Calatroni, University of Messina and the data regarding the identification and the gene expression of this gene are reported in the manuscript attached at the end of this thesis (Casini et al., 2008) actually submitted to an international peer review journal (“International Journal Developmental Biology”).
II
ABSTRACT
Hyaluronan is a crucial glycosaminoglycan of vertebrate extracellular matrix. In dynamic cellular systems, such as embryonic development, tissue regeneration and tumorigenesis, hyaluronan has been shown to influence cell behaviour, including cell migration, proliferation and differentiation both by assembling the interstitial matrices and by directly influencing cell behaviour via interaction with signal transducing receptors such as CD44.

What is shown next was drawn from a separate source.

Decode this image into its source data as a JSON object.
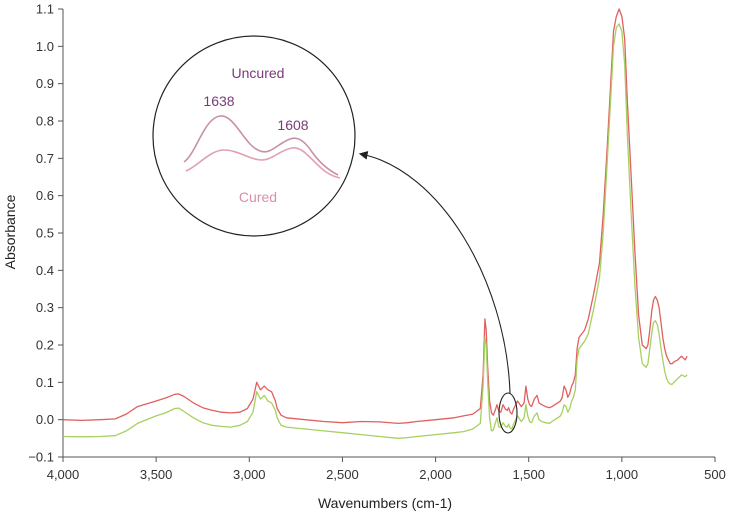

We are using Xenopus laevis to study the role of hyaluronan and CD44
in vivo during cell migration and differentiation processes. The
spatio-temporal gene expression profile of the three known vertebrate hyaluronan synthases (Has1, Has2 and Has3) shows a very close conservation of
Xenopus laevis Has genes with that of mammals. Recently, we
demonstrated a critical role of XHas2 and XCD44 during muscle formation and precursor muscle cell migration. To further dissect the role of these molecules on migration and differentiation processes, during my PhD programme I then focused my attention on cranial neural crest cells (NCCs) development, knocking-down the XHas1, XHas2 and XCD44 gene functions. I showed that the hyaluronan synthases and the hyaluronan receptor present a dynamic expression pattern during cranial NCCs development suggesting multiple roles in the various steps of cranial NCCs migration and differentiation. I demonstrated that XHas1 and XHas2, in concert with XCD44, are involved in the NCCs migration and that hyaluronan, but not XCD44, is required in post-migratory stages to support cells survival. In order to investigate possible action mechanisms underlying hyaluronan function, I started to explore the possible functional interactions of hyaluronan with alternative receptors, such as RHAMM, and hyaluronan binding proteins such as the protoglycan versican.
On the whole the presented data demonstrated an unsuspected critical role of hyaluronan in the visceral skeleton morphogenesis and in particular in NCCs migration and differentiation. Moreover I showed for the first time the gene expression pattern of Xversican and XRHAMM in Xenopus laevis opening new working hypothesis that will be further investigated in the near future.